A Delayed Post-COVID-19 Silent Thyroiditis

Farah Alkhuboli
1   Department of Anaesthesiology, Al Qassimi Hospital, Emirates Health Services, Sharjah, United Arab Emirates
,
Farah Soukieh
2   Department of Internal Medicine, Al Qassimi Hospital, Sharjah, Emirates Health Services, Sharjah, United Arab Emirates
,
3   Department of Internal Medicine, Adult Infectious Diseases, Al-Qassimi Hospital, Emirates Health Services, Sharjah, United Arab Emirates
,
Hussam Abusahmin
4   Department of Endocrinology, Al Qassimi Hospital, Emirates Health Services, Sharjah, United Arab Emirates
› Author Affiliations
Funding None.
 

Abstract

Background Although respiratory symptoms are the predominant manifestations of coronavirus disease 2019 (COVID-19) infection, thyroid dysfunction is a commonly recognized sequela. We report a case of delayed silent thyroiditis that manifested 3 months following COVID-19 infection in a 14-year-old female.

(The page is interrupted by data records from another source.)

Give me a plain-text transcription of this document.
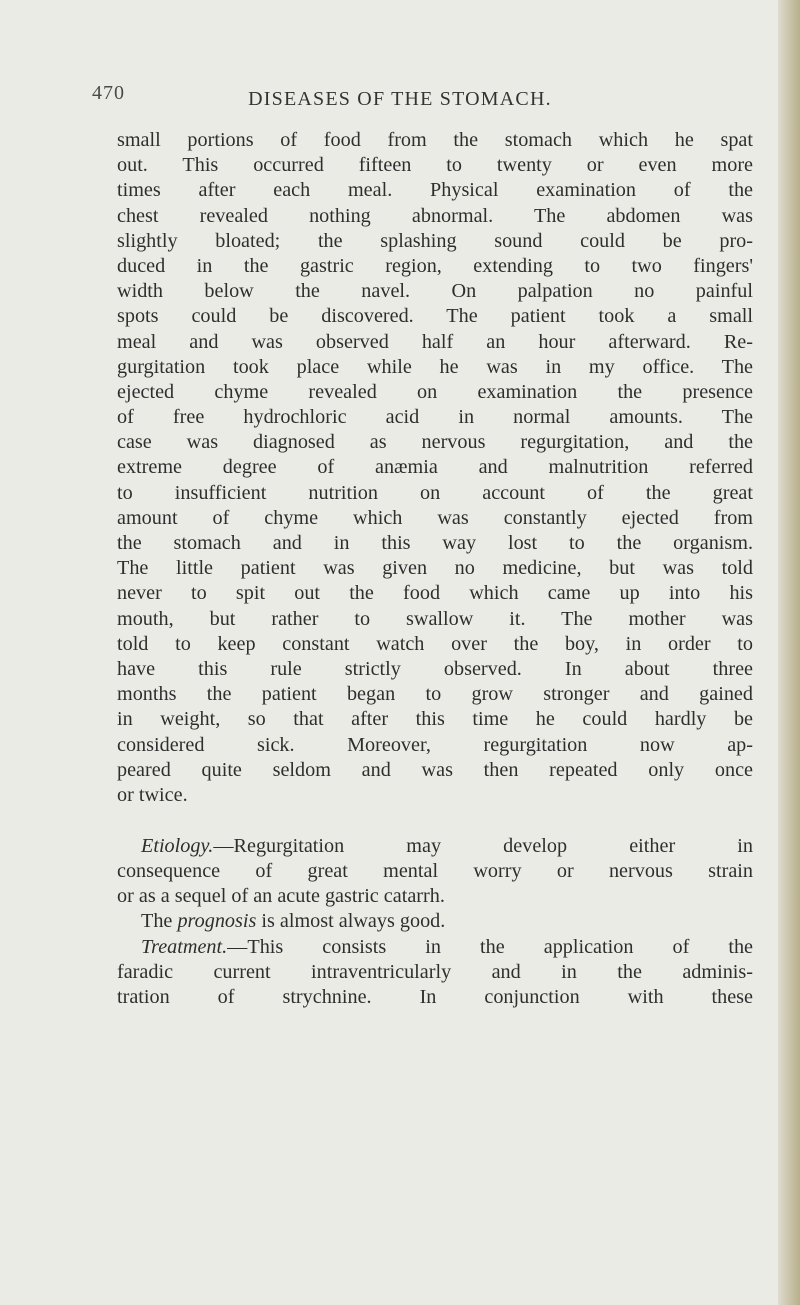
470	DISEASES OF THE STOMACH.
small portions of food from the stomach which he spat
out. This occurred fifteen to twenty or even more
times after each meal. Physical examination of the
chest revealed nothing abnormal. The abdomen was
slightly bloated; the splashing sound could be pro-
duced in the gastric region, extending to two fingers'
width below the navel. On palpation no painful
spots could be discovered. The patient took a small
meal and was observed half an hour afterward. Re-
gurgitation took place while he was in my office. The
ejected chyme revealed on examination the presence
of free hydrochloric acid in normal amounts. The
case was diagnosed as nervous regurgitation, and the
extreme degree of anæmia and malnutrition referred
to insufficient nutrition on account of the great
amount of chyme which was constantly ejected from
the stomach and in this way lost to the organism.
The little patient was given no medicine, but was told
never to spit out the food which came up into his
mouth, but rather to swallow it. The mother was
told to keep constant watch over the boy, in order to
have this rule strictly observed. In about three
months the patient began to grow stronger and gained
in weight, so that after this time he could hardly be
considered sick. Moreover, regurgitation now ap-
peared quite seldom and was then repeated only once
or twice.
Etiology.—Regurgitation may develop either in
consequence of great mental worry or nervous strain
or as a sequel of an acute gastric catarrh.
The prognosis is almost always good.
Treatment.—This consists in the application of the
faradic current intraventricularly and in the adminis-
tration of strychnine. In conjunction with these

Case Description A 14-year-old female presented with palpitations, tremors, and sweating that started around 3 months after the resolution of COVID-19 infection.

Her presentation, thyroid function tests, along with ultrasonographic pictures and radioiodine uptake scan of the thyroid were consistent with a diagnosis of silent thyroiditis. She was managed symptomatically with propranolol, after which her symptoms improved, and thyroid function tests returned to normal.

Conclusion COVID-19 is a possible trigger for delayed silent thyroiditis that health care providers should recognize for accurate diagnosis and management.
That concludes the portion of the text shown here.